As an FYI, the theme of the upcoming 103rd AMS Annual Meeting has been released here. It should resonate very strongly with the community here. Copy/paste the “Motivation” below the fold but the whole statement is worth a read.
The meeting is January 8-12, 2023 in Denver, CO. If anyone is interested in proposing/chairing sessions related to work they’re doing in regard to open data/science please do so! The deadline for Session Topic Proposals is April 7; proposals can be submitted through the User Portal.
Motivation for the theme on Data
Environmental Earth and space system data has one of the largest digital footprints and is a central component of scientific inquiry, but we have not yet collectively solved the problem of data access, discovery, and service. This theme will be the catalyst for a year-long inclusive and collaborative discourse on the challenges posed by the data deluge with a focus on how to stage environmental data to make it efficiently useful and accessible for the plethora of applications important to driving science, informing decisions, and enriching humanity within our community and beyond.

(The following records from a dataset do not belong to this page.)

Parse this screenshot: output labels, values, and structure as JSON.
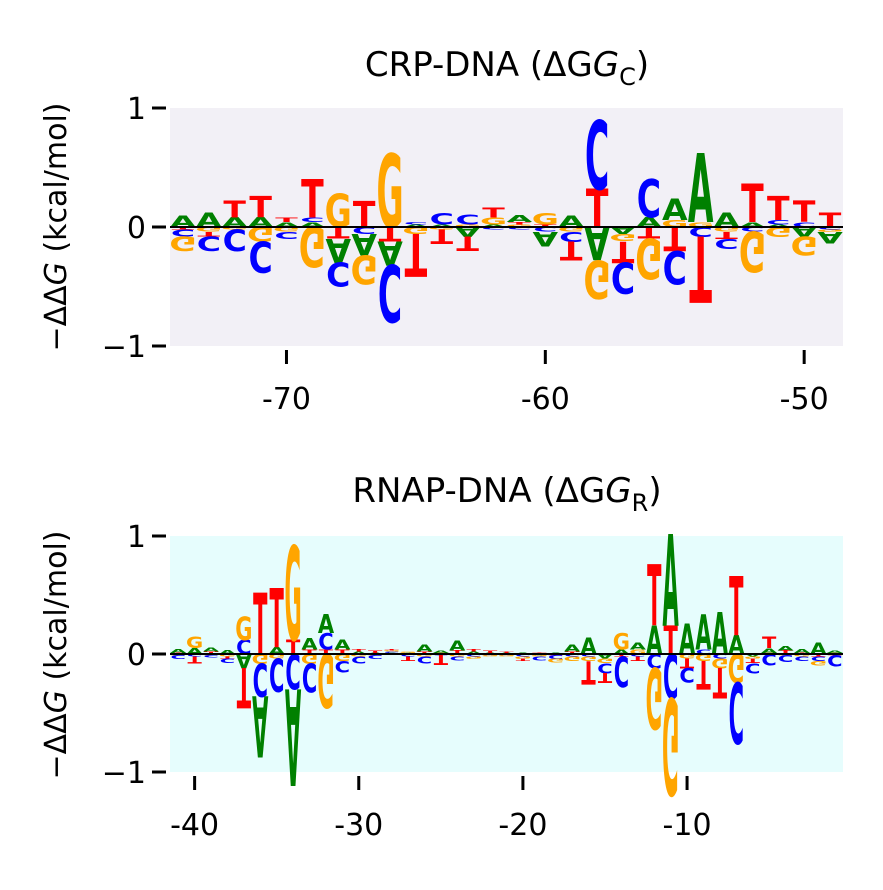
{
  "chart_data": [
    {
      "type": "sequence-logo",
      "title_main": "CRP-DNA (ΔG",
      "title_sub": "C",
      "title_close": ")",
      "ylabel_prefix": "−ΔΔ",
      "ylabel_italic": "G",
      "ylabel_suffix": " (kcal/mol)",
      "ylim": [
        -1,
        1
      ],
      "yticks": [
        {
          "value": 1,
          "label": "1"
        },
        {
          "value": 0,
          "label": "0"
        },
        {
          "value": -1,
          "label": "−1"
        }
      ],
      "xlim": [
        -74.5,
        -48.5
      ],
      "xticks": [
        {
          "value": -70,
          "label": "-70"
        },
        {
          "value": -60,
          "label": "-60"
        },
        {
          "value": -50,
          "label": "-50"
        }
      ],
      "background": "#f2f0f6",
      "positions": [
        -74,
        -73,
        -72,
        -71,
        -70,
        -69,
        -68,
        -67,
        -66,
        -65,
        -64,
        -63,
        -62,
        -61,
        -60,
        -59,
        -58,
        -57,
        -56,
        -55,
        -54,
        -53,
        -52,
        -51,
        -50,
        -49
      ],
      "series": [
        {
          "name": "A",
          "values": [
            0.1,
            0.12,
            0.08,
            0.08,
            0.04,
            0.04,
            -0.2,
            -0.18,
            -0.2,
            0.02,
            0.02,
            -0.08,
            0.02,
            0.06,
            -0.12,
            0.1,
            -0.28,
            -0.06,
            0.08,
            0.18,
            0.58,
            0.12,
            0.04,
            0.02,
            -0.08,
            -0.1
          ]
        },
        {
          "name": "C",
          "values": [
            -0.06,
            -0.12,
            -0.18,
            -0.26,
            -0.06,
            0.04,
            -0.2,
            -0.06,
            -0.48,
            0.02,
            0.1,
            0.08,
            -0.02,
            -0.02,
            -0.04,
            -0.08,
            0.58,
            -0.26,
            0.32,
            -0.28,
            -0.08,
            -0.08,
            -0.04,
            0.04,
            0.04,
            -0.02
          ]
        },
        {
          "name": "G",
          "values": [
            -0.12,
            -0.04,
            -0.02,
            -0.12,
            -0.04,
            -0.34,
            0.28,
            -0.24,
            0.62,
            -0.06,
            -0.02,
            0.02,
            0.06,
            0.02,
            0.1,
            -0.04,
            -0.32,
            -0.06,
            -0.34,
            0.06,
            0.04,
            -0.04,
            -0.34,
            -0.08,
            -0.16,
            -0.02
          ]
        },
        {
          "name": "T",
          "values": [
            -0.02,
            -0.04,
            0.14,
            0.18,
            0.04,
            0.32,
            -0.1,
            0.22,
            -0.12,
            -0.36,
            -0.12,
            -0.12,
            0.08,
            0.02,
            0.02,
            -0.16,
            0.32,
            -0.18,
            -0.1,
            -0.2,
            -0.56,
            -0.06,
            0.32,
            0.2,
            0.18,
            0.12
          ]
        }
      ]
    },
    {
      "type": "sequence-logo",
      "title_main": "RNAP-DNA (ΔG",
      "title_sub": "R",
      "title_close": ")",
      "ylabel_prefix": "−ΔΔ",
      "ylabel_italic": "G",
      "ylabel_suffix": " (kcal/mol)",
      "ylim": [
        -1,
        1
      ],
      "yticks": [
        {
          "value": 1,
          "label": "1"
        },
        {
          "value": 0,
          "label": "0"
        },
        {
          "value": -1,
          "label": "−1"
        }
      ],
      "xlim": [
        -41.5,
        -0.5
      ],
      "xticks": [
        {
          "value": -40,
          "label": "-40"
        },
        {
          "value": -30,
          "label": "-30"
        },
        {
          "value": -20,
          "label": "-20"
        },
        {
          "value": -10,
          "label": "-10"
        }
      ],
      "background": "#e6fdfd",
      "positions": [
        -41,
        -40,
        -39,
        -38,
        -37,
        -36,
        -35,
        -34,
        -33,
        -32,
        -31,
        -30,
        -29,
        -28,
        -27,
        -26,
        -25,
        -24,
        -23,
        -22,
        -21,
        -20,
        -19,
        -18,
        -17,
        -16,
        -15,
        -14,
        -13,
        -12,
        -11,
        -10,
        -9,
        -8,
        -7,
        -6,
        -5,
        -4,
        -3,
        -2,
        -1
      ],
      "series": [
        {
          "name": "A",
          "values": [
            0.03,
            0.05,
            0.03,
            0.03,
            -0.12,
            -0.52,
            0.06,
            -0.82,
            0.1,
            0.16,
            0.08,
            0.02,
            0.01,
            0.01,
            0.01,
            0.06,
            0.02,
            0.08,
            0.02,
            0.01,
            0.01,
            0.01,
            -0.01,
            0.01,
            0.06,
            0.14,
            -0.04,
            0.04,
            0.06,
            0.24,
            0.78,
            0.26,
            0.3,
            0.36,
            0.16,
            -0.02,
            0.04,
            0.04,
            0.03,
            0.1,
            0.02
          ]
        },
        {
          "name": "C",
          "values": [
            -0.03,
            -0.02,
            -0.02,
            -0.04,
            0.12,
            -0.28,
            -0.28,
            -0.3,
            -0.24,
            0.14,
            -0.1,
            -0.06,
            -0.03,
            0.01,
            -0.02,
            -0.06,
            -0.01,
            -0.03,
            -0.02,
            -0.01,
            -0.01,
            -0.02,
            -0.03,
            -0.03,
            -0.02,
            -0.02,
            -0.08,
            -0.26,
            -0.02,
            -0.12,
            -0.38,
            -0.12,
            0.04,
            -0.04,
            -0.52,
            -0.08,
            -0.1,
            -0.06,
            -0.04,
            -0.04,
            -0.1
          ]
        },
        {
          "name": "G",
          "values": [
            -0.01,
            0.1,
            -0.01,
            -0.02,
            0.2,
            -0.08,
            -0.04,
            0.8,
            -0.08,
            -0.46,
            -0.06,
            -0.02,
            -0.01,
            0.01,
            0.01,
            -0.02,
            0.01,
            -0.02,
            -0.02,
            -0.01,
            -0.01,
            -0.02,
            -0.01,
            -0.03,
            -0.04,
            -0.04,
            -0.04,
            0.14,
            0.04,
            -0.52,
            -0.82,
            -0.04,
            -0.06,
            -0.08,
            -0.24,
            -0.02,
            0.01,
            -0.01,
            -0.02,
            -0.04,
            0.01
          ]
        },
        {
          "name": "T",
          "values": [
            0.01,
            -0.06,
            0.02,
            -0.02,
            -0.34,
            0.52,
            0.5,
            0.12,
            0.04,
            0.04,
            0.04,
            0.02,
            0.02,
            0.01,
            -0.04,
            0.02,
            -0.08,
            0.03,
            0.02,
            0.02,
            0.01,
            -0.02,
            0.01,
            -0.01,
            0.02,
            -0.2,
            -0.08,
            -0.02,
            -0.04,
            0.52,
            0.24,
            -0.08,
            -0.24,
            -0.26,
            0.5,
            -0.04,
            0.1,
            0.03,
            0.01,
            -0.02,
            -0.01
          ]
        }
      ]
    }
  ],
  "colors": {
    "A": "#008000",
    "C": "#0000ff",
    "G": "#ffa500",
    "T": "#ff0000",
    "zero_line": "#000000"
  }
}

Data is the engine of hypothesis-driven science and the fuel for inductive, empirical investigation. In recent years, atmospheric, oceanic, climate, and hydrological data have come to be as much of an asset as any natural resource. Databases and their derivatives have become increasingly valuable commodities. On the other hand, the paucity of data in regions (e.g., parts of the ocean, polar regions, and some rural areas) impairs decision-making and could affect prediction scenarios for climate change and other global environmental changes. As the value proposition of data has grown, nations of the world are revisiting arrangements to share data, improve data collection, drive research and innovation, stimulate two-way transfer of research [R] and operations [O] (R2O2R), support education and training, and economic growth. Big Data is revolutionizing knowledge production by enabling novel, highly efficient ways to conduct research. The field of data science is creating new techniques for extrapolating knowledge and emergent discovery from data. The Open Data movement, emerging from policy trends such as “Open Government and Open Science,” encourages sharing data via digital infrastructures, which, in turn can serve as scaffolding for the development of artificial intelligence (AI) and machine learning (ML), and an incentive for more efficient processing, reuse, and knowledge creation.

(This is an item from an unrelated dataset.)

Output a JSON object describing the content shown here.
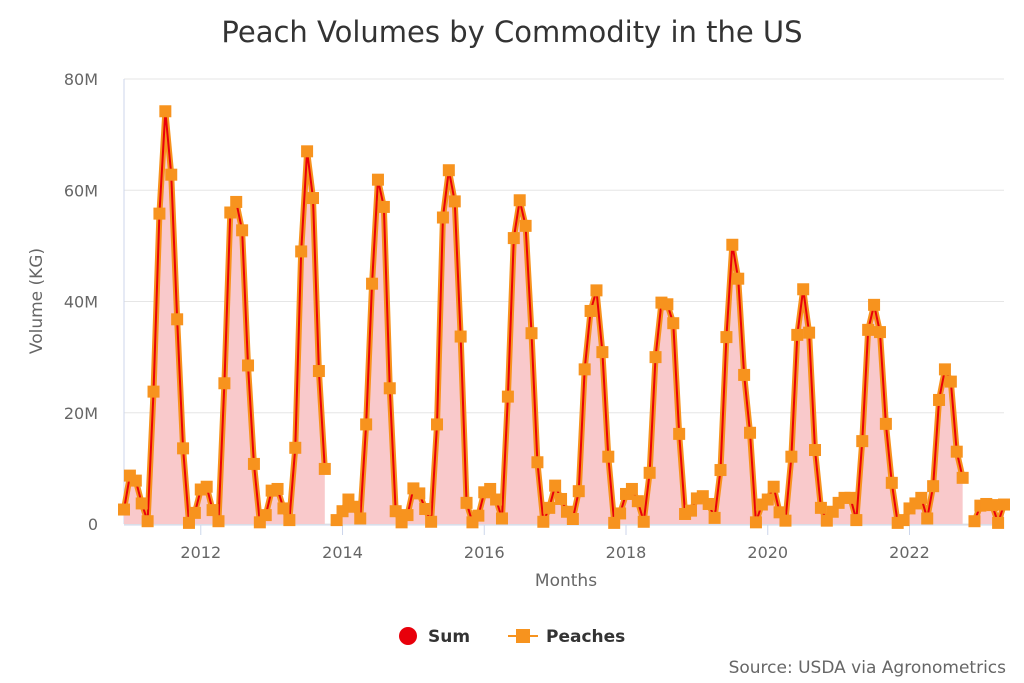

The WWC research enterprise along with private and government sectors will lead the way in finding the acumen, resources, and technological prowess to effectively harness the data revolution to advance their imperatives, exploit emergent technologies, and pursue frontiers.
Still, as a community we have the shared obligation to ensure that the next generation workforce is prepared for a world where data profoundly influences every facet of the enterprise. Academic curricula must evolve to accommodate a new balance between foundational underpinnings in science and mathematics, the breadth of technical skills, cross-disciplinarity and cross-cultural competencies, and the wherewithal to use data responsibly for the common good. Our imperative must be to ensure that data in all its forms, and the actions taken based on this data, are free of biases and fully accessible.